Session Number: 1634
Track: International and Cross Cultural Evaluation
Session Type: Panel
Tags: Aid dependency, Country ownership, equity, evaluation capacity development, Statistica capacity building, Sustainable Development Goals
Session Chair: Michael Bamberger, Dr. [Independent consultant - independent consultant]
Presenter 1: Michele Tarsilla [Independent Evaluator and Capacity Development Specialist - Independent Evaluation Consultant ]
Presenter 2: Shravanti Reddy [Evaluation Specialist - UN Women]
Presenter 3: Ana Cristina Guimaraes Matos [Chief Monitoring and Evaluation UNICEF Brasil - UNICEF]
Time: Oct 28, 2016 (08:00 AM - 09:30 AM)
Room: International North A
Abstract 1 Title: Evaluating SDG at the national level: A Critical Review of main risks and key opportunities.
Presentation Abstract 1:
If it is true that the SDG Agenda takes different national realities, capacities and levels of development into account and it also respects national policies and priorities (UN SDG Resolution, para. 48), one might wonder what would happen in the absence of adequate technical monitoring and evaluation capacity at the country level.
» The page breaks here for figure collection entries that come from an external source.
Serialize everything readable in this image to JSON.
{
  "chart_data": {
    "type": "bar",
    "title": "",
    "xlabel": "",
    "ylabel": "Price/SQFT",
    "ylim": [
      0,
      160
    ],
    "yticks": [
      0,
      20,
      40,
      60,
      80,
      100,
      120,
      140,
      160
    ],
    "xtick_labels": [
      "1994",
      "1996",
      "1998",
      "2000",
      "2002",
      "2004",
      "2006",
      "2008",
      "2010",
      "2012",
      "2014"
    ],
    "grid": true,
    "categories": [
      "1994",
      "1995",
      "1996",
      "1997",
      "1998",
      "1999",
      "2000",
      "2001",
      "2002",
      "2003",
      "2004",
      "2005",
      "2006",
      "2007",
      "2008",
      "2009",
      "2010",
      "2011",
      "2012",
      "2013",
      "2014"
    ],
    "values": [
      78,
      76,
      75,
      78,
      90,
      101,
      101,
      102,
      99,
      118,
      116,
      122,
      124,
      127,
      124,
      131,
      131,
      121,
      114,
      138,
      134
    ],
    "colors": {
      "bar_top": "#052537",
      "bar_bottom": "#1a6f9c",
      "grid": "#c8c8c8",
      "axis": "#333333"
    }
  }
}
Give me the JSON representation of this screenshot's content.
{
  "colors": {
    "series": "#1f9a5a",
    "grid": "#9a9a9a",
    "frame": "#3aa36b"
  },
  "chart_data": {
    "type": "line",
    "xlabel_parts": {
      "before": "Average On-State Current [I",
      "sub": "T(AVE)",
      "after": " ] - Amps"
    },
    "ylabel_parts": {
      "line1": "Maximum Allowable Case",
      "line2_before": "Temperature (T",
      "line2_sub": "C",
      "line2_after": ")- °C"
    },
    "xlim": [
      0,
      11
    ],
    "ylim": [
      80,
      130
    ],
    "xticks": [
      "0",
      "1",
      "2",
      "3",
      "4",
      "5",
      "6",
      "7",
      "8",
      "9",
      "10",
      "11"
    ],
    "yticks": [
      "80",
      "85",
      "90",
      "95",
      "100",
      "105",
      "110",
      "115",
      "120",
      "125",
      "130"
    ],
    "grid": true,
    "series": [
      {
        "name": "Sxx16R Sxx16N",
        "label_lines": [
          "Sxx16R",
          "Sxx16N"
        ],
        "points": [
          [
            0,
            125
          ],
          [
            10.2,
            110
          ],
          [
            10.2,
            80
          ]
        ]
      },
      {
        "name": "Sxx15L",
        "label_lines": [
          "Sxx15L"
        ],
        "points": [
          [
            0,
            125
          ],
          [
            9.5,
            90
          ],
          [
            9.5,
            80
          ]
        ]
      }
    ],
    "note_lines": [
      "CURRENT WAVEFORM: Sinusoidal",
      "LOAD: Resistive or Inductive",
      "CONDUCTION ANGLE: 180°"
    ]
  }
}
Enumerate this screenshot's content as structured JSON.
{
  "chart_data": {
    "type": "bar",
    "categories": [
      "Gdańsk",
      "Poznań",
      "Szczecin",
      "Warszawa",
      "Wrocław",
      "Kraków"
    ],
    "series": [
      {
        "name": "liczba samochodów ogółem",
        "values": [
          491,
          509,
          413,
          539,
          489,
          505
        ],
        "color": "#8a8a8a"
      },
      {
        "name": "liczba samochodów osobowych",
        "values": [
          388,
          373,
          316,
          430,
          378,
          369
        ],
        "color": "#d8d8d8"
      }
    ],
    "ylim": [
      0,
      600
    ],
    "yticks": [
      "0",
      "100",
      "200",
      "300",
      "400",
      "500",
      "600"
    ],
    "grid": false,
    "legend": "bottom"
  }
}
Wouldn’t that hinder the measurement of progress towards the achievement of the SDG targets? If so, wouldn’t the lack of adequate evidence hamper decision-making? Also, wouldn’t low- and middle-income countries with weaker statistical capacity be likely to increase their dependency on highly specialized M&E experts flown in from abroad?
In order to address all these questions, this presentation will review the experiences of different national governments and in-country organization that making some concerted efforts to best plan, monitor and evaluate their national SDG strategy.
Abstract 2 Title: Transforming how we assess progress against global goals
Presentation Abstract 2:
There are two key questions that the global evaluation community is currently confronted with. First, how can we collectively ensure that evaluation is planned, undertaken and used to support progress against all the Agenda's 17 Goals? Second, how can we systematically ensure that evaluation also supports progress on gender equality and women’s empowerment? This presentation will cover some of the specific initiatives that UN Women is currently coordinating in order to address not only these two questions but also the broader implications for the focus, scope and purpose of its own evaluation practice. The presentation will also provide the audience with a review of cutting-edge tools (guidance notes, action plans, scorecards) that could be adapted in the future to better serve the emerging needs and interests associated with the new SDG scenario.
Abstract 3 Title: Challenging the Tyranny of Percentages in Brazil: Equity-focused M&E for children’s rights.
Presentation Abstract 3:
Brazil has made significant progress in child rights in 25 years, achieving high rates in indicators such as school enrolment, which reaches 93% children. But what if the remaining 7% represent 3 million? What if the majority of the excluded ones are poor, indigenous or have disabilities, continuing their vulnerability cycle? Is 7% still acceptable? UNICEF Brazil has challenged these percentages and established equity-focused strategies to guarantee the rights of all Brazilian children. Using data and evidence, monitoring and evaluation become tools for empowerment of rights-holders. Local action connects with global goals, promoting an integral perspective of development. By unpacking indicators beyond numbers and drilling down into the smallest residual rates, the UNICEF Municipal Seal of Approval and the Platform for the Urban Centers are changing the way local decision-makers and communities perceive indicators and evidence. But being fully equitative even under these nearly ideal circumstances has its own challenges.
Audience Level: Intermediate
The Sustainable Development Agenda adopted by the UN General Assembly in September 2015 consists of 17 Goals and 169 associated targets. Despite the encompassing scope of the document, the word equity is not mentioned in the text at all. Likewise, while the document recognizes country ownership of SDG processes, the mechanisms in place to evaluate the Agenda come across as a bit unclear. In response to such limitations, the panel will provide a critical analysis of how international agencies, national governments and civil society organizations have been able to measure equity in a responsible and sustainable manner at the national and sub-national levels. Drawing on the lessons learned in equity measurement thus far, the panel will advocate for the use of alternative measures to traditional statistical averages. Lastly, it will look at how existing evaluation capacity development programs could enhance further countries’ capacity to evaluate equity in the SDG era.